Elvis Presley Sun Sessions.

Scotty Moore Talks Elvis and
"That's All Right" Beginning.

Elvis, Bill Black, Scotty Moore and Sam Phillips and Sun Recording Studio.

The Elvis Presley Sun Sessions story continues from the previous page.

The next night, July 6th, 1954, the trio had to come up with a side "B" for the record and chose an old Bill Monroe classic, "Blue Moon of Kentucky."

Listen below how Scotty Moore describes just how the song "Blue Moon of Kentucky" came about and Elvis' first interview and I'll continue below with excerpts from the vinyl record LP "The Complete Sun Sessions."

The vinyl record LP "The Complete Sun Sessions" content is pretty much in line with the way Scotty tells the story in this video.

July 7th, 1954 - First Time an Elvis Presley Record Was Put on The Air.

Here is how the Elvis Presley Sun Sessions first song was released, according to the content on my LP album.

After recording the "B" side "Blue Moon of Kentucky" Sam delivered his two-sided acetate to three Memphis disc jockeys.

Two of them jumped on the blue grass tune, but it was a Disc Jockey named Dewey Phillips, who really put the record across. He played it over and over again, first one side then the other, while Elvis sat in a movie theater watching a western double feature.

Elvis Presley Sun Sessions: The Phone Calls and Telegrams Started Pouring In!

Elvis Presley Sun Sessions at Vinyl Record Memories.com.

Dewey got hold of Elvis' daddy, Vernon and was told that Elvis was at Suzore's No. 2 theater.

When Elvis finally got to the studio, Dewey told Elvis "Sit down, I'm going to interview you."

Elvis said "Mr. Phillips, "I don't know nothing about being interviewed." Dewey told Elvis, just don't say any cuss words.

This is Dewey's Elvis Presley Sun Records interview.

"He sat down, and I said I'd let him know when we were ready to start. I had a couple of records cued up, and while they played we talked. I asked him where he went to school, and he said Humes. I wanted to get that out, because a lot of people had thought he was colored. Finally I said all right Elvis, thank you very much. Aren't you gonna interview me? he asked. I already have, I said, the mike's been open the whole time. He broke out in a cold sweat."
Dewey Phillips

The record was released on July 19th, just two weeks after it was recorded. On July 27th Marion Keisker brought a very uncomfortable-looking Elvis Presley down to the Memphis Press-Scimitar building where he was interviewed by theater critic Edwin Howard.

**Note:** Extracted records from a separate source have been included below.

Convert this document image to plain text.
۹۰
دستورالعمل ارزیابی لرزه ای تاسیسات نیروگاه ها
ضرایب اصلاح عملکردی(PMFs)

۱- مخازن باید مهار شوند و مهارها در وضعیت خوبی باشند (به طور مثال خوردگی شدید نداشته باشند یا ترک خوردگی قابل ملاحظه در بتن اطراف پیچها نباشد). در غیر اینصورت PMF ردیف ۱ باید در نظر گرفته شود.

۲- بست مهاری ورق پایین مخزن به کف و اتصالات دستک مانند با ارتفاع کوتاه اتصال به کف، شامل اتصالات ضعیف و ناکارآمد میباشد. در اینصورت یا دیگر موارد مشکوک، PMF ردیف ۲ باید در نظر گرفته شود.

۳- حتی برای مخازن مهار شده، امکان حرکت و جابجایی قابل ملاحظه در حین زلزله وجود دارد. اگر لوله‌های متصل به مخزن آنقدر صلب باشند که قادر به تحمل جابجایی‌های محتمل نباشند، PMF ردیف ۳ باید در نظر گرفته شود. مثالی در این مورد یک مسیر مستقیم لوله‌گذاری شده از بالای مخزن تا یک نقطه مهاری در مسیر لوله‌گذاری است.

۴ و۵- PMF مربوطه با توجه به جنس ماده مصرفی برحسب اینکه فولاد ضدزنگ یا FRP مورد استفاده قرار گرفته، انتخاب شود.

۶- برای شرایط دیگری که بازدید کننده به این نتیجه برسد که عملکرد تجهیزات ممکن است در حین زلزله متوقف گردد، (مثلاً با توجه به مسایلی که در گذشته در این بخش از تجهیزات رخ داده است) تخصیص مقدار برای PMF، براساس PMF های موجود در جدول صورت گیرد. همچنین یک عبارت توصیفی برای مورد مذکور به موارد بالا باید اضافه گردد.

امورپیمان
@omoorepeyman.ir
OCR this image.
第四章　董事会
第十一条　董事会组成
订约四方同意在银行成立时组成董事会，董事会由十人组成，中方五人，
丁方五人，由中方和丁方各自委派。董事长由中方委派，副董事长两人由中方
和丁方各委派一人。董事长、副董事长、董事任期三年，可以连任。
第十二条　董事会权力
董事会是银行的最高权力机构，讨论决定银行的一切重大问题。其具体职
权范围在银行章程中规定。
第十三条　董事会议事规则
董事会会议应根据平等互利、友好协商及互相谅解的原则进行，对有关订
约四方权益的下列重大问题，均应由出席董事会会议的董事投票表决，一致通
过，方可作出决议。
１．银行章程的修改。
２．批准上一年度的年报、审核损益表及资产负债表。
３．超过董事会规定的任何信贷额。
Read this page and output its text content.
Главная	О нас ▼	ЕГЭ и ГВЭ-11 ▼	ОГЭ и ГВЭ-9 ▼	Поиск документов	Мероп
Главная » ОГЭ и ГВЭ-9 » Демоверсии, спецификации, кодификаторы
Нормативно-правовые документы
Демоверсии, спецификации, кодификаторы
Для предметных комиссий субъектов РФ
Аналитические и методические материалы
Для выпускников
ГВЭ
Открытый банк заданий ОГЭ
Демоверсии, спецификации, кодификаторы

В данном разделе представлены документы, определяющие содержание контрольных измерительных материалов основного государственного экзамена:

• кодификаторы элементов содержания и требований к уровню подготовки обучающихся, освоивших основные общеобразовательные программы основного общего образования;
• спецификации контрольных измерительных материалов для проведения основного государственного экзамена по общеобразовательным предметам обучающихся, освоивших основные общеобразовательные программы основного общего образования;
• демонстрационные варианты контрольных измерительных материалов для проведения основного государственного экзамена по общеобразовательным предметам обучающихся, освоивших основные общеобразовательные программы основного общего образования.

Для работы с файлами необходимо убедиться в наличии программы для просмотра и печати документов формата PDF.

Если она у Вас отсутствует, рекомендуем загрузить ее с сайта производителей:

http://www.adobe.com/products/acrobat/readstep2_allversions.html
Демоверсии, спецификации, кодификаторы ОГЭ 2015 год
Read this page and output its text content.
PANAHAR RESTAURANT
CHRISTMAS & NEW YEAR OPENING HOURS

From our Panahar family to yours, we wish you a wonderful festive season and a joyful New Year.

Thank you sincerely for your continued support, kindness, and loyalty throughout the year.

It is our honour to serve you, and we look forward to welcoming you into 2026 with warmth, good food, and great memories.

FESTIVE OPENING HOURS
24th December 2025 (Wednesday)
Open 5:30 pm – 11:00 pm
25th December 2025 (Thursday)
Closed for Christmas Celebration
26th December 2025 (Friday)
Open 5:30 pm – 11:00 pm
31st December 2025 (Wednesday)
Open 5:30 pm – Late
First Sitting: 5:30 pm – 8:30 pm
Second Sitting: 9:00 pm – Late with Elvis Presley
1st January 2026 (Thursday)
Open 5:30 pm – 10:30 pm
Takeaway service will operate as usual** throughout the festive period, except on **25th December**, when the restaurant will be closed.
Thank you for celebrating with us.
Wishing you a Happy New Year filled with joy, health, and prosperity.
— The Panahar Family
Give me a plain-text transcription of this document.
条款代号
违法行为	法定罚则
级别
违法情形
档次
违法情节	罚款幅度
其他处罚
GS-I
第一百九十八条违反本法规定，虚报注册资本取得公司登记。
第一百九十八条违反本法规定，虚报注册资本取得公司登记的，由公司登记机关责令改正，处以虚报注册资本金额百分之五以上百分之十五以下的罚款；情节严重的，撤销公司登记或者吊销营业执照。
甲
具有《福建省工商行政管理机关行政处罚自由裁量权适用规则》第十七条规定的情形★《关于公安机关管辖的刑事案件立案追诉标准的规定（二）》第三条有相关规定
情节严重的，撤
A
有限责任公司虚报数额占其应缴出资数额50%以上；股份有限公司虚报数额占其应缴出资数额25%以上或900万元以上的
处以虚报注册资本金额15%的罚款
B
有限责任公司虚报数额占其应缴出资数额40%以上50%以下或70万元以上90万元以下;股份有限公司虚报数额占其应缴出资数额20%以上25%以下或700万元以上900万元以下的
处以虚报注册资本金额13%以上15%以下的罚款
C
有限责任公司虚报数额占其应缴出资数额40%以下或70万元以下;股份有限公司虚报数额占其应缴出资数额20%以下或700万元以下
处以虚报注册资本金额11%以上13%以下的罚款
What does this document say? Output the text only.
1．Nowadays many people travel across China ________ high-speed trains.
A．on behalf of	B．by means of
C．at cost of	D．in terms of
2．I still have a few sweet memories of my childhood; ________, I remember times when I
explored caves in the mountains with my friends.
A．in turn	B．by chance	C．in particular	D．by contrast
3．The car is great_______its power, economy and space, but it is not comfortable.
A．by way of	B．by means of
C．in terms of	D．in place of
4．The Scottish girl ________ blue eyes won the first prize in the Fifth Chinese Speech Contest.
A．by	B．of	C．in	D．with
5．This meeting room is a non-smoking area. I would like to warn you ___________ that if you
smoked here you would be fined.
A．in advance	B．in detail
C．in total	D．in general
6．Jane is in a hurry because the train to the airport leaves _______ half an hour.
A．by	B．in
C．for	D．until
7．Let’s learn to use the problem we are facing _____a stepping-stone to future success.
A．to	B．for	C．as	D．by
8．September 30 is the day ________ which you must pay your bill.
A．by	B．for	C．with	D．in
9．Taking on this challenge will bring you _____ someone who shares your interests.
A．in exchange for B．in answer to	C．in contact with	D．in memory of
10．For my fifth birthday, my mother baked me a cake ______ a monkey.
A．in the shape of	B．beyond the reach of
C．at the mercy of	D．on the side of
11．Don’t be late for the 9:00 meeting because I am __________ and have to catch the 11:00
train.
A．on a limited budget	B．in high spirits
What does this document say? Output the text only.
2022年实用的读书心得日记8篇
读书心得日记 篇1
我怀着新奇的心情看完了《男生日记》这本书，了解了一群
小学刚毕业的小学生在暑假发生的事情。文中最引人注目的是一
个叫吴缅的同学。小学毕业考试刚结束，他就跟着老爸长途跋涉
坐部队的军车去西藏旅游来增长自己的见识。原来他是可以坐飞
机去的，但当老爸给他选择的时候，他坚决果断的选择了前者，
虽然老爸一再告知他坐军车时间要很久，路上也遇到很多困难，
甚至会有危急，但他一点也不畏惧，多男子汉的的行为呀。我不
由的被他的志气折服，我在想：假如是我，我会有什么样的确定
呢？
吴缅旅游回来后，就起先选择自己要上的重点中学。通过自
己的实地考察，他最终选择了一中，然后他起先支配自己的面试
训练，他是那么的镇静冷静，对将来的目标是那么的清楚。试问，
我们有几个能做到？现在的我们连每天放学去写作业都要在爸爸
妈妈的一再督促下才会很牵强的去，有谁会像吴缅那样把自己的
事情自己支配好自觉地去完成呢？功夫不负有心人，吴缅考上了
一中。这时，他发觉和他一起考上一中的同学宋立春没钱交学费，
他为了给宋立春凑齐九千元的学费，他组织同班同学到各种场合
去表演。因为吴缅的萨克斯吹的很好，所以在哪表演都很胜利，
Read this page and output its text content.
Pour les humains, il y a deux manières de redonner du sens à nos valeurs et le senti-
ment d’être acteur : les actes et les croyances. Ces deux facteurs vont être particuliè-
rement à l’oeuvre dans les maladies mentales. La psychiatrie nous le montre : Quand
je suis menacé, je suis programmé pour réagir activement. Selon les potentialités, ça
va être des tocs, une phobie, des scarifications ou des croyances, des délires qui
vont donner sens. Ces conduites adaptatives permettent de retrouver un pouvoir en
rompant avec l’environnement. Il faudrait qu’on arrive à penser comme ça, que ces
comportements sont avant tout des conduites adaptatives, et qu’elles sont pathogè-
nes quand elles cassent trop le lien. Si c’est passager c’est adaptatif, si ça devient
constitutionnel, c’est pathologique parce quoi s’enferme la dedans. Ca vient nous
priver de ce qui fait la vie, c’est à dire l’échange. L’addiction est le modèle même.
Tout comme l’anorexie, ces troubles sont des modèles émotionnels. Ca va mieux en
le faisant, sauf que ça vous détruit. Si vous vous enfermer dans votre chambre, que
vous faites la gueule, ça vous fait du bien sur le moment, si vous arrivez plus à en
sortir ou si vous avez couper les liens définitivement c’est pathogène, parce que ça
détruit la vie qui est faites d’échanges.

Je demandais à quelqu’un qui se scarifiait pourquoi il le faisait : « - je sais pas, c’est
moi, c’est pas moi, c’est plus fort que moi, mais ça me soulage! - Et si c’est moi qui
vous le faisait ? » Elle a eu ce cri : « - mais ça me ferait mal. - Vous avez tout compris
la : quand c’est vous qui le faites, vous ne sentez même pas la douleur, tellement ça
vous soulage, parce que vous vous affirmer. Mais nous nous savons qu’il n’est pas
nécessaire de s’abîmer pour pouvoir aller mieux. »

Marion said he was a truck driver, recalled Howard and he could only come in on his lunch hour.  I'll never forget...he walked in there with his duck-tail haircut and had this funny looking thin bow tie on. He was hard to interview and about all I could get out of him was yes or no.

Elvis Forced To Leave The Real World He Once Knew.

On July 30th Elvis appeared at an outdoor concert at the Overton Park Shell. He didn't go over very well at the afternoon show where he sang mostly ballads.

In the evening he came back with "Good Rockin' Tonight" and the shock was heard all around the world. In October, 1954 Elvis made his debut on the Louisiana Hayride, and the next month signed on as a regular and quit his truck driving job at Crown Electric.

By December he was acknowledged by Billboard magazine as "the hottest piece of merchandise on the Louisiana Hayride...the youngster with the hillbilly blues beat."

Within a year Elvis had left forever, singing in school house gyms, shopping centers,  and short notice shows on the back of a flatbed trucks.

By the time he was 21 years old Elvis had acquired the status of a legend and would never again be able to venture out into the real world he once knew.

Elvis Presley would become nothing less than the most popular entertainer of all time.